La séquence des questions sans réponse ne tarda pas. Devrais-je priver mon enfant de son vrai père ? Au nom de mon dégoût et des ressentiments, dois-je le faire ? Comprendrait-il que son père est un salopard qui ne valait pas la peine ? Comprendrait-il que j’ai choisi pour lui le meilleur à mes yeux ? Qui ne me dit pas qu’il pourrait disparaître de nouveau l’abandonnant lui cette fois-ci ? Et si je refusais effectivement que Seyram jouisse de ses droits de paternité, lâchera-t-il facilement l’affaire ou me trainera-t-il devant les tribunaux ? Aurais-je le courage et la force de passer cette nouvelle épreuve ? Et Solim jusqu’à quand serait-il patient ? J’en avais assez des questions dont les réponses étaient enfouies dans un avenir que je crains déjà.

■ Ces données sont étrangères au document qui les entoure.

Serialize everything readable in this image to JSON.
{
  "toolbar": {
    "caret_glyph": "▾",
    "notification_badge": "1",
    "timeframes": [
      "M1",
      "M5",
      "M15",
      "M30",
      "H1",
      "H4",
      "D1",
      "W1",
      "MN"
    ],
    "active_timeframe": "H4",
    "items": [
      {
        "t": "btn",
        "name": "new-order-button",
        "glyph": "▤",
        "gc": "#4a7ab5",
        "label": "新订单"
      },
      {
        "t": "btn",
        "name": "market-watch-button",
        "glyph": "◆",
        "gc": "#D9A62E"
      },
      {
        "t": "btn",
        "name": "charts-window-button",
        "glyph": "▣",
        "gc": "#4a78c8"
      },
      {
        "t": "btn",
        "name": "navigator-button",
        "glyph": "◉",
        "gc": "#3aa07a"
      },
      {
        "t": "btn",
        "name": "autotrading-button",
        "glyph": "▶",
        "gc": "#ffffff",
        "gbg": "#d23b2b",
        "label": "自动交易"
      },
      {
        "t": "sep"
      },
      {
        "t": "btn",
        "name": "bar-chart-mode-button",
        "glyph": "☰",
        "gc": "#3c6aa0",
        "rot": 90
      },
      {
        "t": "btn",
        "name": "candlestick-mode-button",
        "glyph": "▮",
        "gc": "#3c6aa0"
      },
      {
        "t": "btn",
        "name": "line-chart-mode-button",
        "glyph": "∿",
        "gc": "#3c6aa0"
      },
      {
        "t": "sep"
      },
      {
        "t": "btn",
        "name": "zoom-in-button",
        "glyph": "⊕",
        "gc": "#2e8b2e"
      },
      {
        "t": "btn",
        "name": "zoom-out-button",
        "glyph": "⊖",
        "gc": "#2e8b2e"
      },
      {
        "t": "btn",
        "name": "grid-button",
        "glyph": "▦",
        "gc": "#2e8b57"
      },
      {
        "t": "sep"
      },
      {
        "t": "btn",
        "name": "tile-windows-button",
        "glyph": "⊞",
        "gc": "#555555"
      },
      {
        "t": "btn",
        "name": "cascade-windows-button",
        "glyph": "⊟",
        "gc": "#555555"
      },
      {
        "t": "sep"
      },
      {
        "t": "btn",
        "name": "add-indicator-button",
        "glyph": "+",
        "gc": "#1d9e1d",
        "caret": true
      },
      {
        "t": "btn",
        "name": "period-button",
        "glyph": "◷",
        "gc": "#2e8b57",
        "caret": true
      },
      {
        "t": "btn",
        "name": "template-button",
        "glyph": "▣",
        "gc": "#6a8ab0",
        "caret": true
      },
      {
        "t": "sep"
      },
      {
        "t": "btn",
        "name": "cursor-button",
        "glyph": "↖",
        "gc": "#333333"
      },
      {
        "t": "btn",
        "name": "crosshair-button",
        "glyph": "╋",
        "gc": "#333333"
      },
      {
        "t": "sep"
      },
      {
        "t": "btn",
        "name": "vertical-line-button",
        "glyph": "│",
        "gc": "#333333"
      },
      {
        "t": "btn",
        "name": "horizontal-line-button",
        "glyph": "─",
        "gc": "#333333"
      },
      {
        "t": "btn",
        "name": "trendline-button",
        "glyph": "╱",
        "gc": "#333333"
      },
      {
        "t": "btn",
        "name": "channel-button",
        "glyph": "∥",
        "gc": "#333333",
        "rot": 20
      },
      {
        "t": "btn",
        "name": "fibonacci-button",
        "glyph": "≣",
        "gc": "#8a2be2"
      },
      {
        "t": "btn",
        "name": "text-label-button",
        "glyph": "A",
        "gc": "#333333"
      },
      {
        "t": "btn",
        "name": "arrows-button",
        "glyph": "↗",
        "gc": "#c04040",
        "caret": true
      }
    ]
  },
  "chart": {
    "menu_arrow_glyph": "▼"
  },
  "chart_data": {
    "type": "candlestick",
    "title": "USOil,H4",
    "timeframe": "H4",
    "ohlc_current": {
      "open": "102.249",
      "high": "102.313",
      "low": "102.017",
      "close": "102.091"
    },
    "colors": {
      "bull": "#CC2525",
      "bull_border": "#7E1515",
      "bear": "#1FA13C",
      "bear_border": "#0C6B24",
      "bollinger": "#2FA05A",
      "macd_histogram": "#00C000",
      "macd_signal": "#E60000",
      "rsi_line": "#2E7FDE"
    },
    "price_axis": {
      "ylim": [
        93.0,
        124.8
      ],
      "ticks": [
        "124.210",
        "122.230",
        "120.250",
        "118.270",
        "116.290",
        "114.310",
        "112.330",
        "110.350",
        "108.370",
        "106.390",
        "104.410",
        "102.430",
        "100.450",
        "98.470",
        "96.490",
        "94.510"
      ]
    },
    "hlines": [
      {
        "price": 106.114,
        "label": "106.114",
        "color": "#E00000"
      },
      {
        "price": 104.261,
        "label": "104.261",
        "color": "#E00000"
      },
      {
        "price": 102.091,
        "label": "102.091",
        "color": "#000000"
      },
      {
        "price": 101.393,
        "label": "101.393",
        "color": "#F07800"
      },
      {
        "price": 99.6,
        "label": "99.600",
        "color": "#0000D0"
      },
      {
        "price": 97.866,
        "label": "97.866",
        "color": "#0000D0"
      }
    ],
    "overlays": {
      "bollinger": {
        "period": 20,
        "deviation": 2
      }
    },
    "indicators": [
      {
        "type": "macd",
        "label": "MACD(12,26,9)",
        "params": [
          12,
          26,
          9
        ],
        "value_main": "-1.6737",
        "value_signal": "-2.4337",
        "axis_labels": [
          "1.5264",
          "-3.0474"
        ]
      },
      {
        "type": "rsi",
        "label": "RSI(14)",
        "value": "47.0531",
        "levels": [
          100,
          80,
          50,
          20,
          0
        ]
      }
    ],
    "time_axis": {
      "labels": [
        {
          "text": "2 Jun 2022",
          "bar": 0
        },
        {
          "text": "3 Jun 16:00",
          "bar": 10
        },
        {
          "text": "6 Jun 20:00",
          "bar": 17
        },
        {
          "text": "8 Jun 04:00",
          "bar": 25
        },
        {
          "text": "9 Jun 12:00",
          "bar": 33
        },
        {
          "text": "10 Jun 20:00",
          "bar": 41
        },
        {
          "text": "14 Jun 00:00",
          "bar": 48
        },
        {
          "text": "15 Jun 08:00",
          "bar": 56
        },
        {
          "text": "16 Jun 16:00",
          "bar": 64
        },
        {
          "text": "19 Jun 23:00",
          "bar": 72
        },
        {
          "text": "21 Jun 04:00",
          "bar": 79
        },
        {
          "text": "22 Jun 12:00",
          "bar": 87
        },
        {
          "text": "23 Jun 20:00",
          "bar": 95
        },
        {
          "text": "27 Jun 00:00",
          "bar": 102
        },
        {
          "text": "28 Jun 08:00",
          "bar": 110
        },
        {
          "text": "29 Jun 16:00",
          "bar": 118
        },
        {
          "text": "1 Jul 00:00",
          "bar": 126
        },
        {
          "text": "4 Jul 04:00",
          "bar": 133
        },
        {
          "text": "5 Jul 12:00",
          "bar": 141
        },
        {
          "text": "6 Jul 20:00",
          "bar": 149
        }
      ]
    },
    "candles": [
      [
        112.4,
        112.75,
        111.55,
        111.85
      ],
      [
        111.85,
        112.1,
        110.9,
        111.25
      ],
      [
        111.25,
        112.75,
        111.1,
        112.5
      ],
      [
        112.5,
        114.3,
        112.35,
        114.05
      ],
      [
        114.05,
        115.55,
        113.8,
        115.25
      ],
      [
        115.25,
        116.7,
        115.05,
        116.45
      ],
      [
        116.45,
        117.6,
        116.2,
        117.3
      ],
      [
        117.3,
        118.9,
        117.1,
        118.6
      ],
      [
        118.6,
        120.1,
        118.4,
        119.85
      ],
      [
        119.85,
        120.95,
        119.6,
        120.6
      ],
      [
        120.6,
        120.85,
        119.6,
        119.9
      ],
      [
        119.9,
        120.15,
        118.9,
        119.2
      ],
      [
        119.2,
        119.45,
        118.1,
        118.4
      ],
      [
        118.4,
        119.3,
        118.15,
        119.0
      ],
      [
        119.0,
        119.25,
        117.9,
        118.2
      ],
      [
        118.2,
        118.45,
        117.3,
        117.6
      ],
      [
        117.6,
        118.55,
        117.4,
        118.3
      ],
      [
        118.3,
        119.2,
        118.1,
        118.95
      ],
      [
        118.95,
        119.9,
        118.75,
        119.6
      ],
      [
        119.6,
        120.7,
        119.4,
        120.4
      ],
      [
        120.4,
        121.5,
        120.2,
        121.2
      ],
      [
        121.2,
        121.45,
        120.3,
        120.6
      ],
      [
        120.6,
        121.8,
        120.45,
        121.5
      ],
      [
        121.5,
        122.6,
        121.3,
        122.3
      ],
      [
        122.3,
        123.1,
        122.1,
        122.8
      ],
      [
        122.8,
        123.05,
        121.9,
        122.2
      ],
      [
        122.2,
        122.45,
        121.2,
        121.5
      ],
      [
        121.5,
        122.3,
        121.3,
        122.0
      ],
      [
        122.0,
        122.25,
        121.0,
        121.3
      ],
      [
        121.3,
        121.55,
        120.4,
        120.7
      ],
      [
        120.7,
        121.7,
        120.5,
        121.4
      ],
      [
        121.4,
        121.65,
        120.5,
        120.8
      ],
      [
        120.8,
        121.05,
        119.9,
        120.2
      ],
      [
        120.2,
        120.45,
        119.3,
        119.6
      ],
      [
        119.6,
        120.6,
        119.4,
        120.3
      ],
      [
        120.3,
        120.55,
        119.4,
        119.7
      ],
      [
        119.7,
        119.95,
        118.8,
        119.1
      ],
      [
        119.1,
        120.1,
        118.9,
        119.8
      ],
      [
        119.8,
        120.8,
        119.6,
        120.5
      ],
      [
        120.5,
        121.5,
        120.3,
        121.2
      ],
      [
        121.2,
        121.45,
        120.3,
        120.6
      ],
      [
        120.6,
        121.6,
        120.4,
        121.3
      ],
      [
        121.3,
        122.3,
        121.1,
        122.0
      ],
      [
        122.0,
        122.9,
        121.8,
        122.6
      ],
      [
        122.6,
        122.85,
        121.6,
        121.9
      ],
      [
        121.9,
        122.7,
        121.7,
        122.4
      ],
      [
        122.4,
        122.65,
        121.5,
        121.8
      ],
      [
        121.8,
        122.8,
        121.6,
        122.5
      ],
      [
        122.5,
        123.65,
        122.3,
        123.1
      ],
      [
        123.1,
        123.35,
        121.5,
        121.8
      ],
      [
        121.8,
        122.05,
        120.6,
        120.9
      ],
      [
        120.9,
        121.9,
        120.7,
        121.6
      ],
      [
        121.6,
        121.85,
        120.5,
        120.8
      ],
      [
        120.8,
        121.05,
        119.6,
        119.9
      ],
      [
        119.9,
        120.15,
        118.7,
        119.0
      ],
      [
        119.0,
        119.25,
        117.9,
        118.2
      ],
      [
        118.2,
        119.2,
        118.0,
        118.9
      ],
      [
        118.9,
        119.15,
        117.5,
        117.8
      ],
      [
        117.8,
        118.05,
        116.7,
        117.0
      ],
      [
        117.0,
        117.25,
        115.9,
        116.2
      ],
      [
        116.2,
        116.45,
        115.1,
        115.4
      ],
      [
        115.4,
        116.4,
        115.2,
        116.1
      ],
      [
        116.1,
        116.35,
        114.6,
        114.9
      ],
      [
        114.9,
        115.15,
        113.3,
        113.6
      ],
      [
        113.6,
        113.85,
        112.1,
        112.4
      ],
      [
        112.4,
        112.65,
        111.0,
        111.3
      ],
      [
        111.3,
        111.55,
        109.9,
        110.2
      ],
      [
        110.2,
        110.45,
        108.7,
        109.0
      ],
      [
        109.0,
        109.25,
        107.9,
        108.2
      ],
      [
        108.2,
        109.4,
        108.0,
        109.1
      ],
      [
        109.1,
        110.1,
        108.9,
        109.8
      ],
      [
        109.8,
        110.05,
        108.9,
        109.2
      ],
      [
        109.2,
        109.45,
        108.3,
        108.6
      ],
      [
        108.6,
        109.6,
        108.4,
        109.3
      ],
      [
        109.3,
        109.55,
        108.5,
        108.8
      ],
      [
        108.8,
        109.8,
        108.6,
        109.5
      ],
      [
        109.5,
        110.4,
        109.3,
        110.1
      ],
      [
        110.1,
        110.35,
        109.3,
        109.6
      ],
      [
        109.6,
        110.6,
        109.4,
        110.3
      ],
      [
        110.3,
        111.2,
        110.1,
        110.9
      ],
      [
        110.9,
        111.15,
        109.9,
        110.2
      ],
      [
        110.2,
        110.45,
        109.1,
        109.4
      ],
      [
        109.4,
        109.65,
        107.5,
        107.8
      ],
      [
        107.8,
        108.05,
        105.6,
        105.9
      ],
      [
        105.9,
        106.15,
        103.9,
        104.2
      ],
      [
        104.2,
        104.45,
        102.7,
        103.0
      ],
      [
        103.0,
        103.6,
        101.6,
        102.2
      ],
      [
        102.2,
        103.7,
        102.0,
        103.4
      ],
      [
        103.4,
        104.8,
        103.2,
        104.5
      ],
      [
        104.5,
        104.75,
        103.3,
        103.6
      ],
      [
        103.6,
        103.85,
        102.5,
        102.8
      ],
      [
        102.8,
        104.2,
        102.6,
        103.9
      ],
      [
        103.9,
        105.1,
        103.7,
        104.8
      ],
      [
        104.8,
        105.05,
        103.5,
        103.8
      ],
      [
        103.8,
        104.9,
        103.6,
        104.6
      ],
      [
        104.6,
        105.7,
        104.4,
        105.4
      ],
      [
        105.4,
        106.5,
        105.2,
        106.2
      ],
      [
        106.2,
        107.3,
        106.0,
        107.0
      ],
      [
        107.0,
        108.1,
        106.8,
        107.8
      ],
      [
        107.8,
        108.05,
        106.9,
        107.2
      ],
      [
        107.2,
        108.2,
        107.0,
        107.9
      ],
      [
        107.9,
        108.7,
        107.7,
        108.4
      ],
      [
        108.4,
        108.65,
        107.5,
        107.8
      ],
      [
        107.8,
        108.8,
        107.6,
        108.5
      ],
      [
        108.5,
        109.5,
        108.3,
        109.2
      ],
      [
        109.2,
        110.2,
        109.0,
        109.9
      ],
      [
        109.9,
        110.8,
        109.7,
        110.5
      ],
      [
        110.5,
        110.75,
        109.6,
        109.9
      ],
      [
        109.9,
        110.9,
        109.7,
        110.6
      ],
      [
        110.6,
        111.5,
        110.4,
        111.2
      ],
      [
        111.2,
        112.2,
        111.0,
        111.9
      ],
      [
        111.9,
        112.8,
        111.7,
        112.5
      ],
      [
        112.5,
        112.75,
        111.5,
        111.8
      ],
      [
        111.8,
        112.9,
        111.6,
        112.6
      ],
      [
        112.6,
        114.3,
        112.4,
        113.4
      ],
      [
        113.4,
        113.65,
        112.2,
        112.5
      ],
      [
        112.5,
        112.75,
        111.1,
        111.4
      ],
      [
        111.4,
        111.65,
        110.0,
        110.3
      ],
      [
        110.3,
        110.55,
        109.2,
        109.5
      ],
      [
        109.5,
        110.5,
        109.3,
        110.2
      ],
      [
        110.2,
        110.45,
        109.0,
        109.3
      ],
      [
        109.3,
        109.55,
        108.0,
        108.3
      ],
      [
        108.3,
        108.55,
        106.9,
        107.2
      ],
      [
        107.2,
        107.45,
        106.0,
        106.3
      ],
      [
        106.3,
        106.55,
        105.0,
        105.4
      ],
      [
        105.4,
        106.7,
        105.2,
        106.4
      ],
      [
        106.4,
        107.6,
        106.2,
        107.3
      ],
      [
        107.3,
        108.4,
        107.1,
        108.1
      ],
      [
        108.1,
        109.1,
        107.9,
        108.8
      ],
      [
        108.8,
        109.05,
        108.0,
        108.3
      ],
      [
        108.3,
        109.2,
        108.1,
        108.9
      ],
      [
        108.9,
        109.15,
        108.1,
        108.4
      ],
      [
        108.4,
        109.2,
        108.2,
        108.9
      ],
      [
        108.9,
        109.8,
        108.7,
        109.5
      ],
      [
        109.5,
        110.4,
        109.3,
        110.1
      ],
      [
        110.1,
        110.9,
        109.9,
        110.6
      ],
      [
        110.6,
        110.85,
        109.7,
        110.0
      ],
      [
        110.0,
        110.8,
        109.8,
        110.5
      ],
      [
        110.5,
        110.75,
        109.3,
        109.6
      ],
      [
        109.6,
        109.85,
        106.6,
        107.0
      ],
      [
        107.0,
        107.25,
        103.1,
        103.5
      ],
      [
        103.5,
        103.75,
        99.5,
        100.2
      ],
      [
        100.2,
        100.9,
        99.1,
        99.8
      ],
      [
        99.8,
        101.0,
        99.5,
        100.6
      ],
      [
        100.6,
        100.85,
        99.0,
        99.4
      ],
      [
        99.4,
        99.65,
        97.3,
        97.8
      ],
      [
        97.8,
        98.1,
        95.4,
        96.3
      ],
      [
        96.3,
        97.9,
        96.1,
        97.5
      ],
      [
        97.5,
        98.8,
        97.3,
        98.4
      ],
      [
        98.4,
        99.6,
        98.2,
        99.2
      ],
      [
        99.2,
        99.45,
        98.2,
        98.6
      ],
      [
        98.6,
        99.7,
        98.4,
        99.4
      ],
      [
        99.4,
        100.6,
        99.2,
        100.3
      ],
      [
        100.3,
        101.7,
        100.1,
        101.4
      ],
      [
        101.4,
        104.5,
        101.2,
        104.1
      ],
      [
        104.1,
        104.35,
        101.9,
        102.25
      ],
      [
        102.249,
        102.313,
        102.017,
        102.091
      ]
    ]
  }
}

Je passai donc la journée le ventre vide de breuvage et de mets. Toutefois rempli de tout un être, une vie inestimable, une histoire qui j’espère ne sera pas comme la mienne. J’attendais Solim le cœur plus gros qu’une planète Jupiter. Je n’avais toujours pas rappelé le fameux numéro, j’attendais les conseils de mon ange gardien. Il saurait forcément quoi faire, il aurait comme d’habitude une réponse pratique qui m’apaisera.

L’heure n’avançait pas, je ne peux même pas faire à manger pour lui, je comptais sur le reste du dîner d’hier. Il n’aura plus pour moi le même gout, il n’y aura plus la même ambiance mais il y aura Solim et cela me suffisait.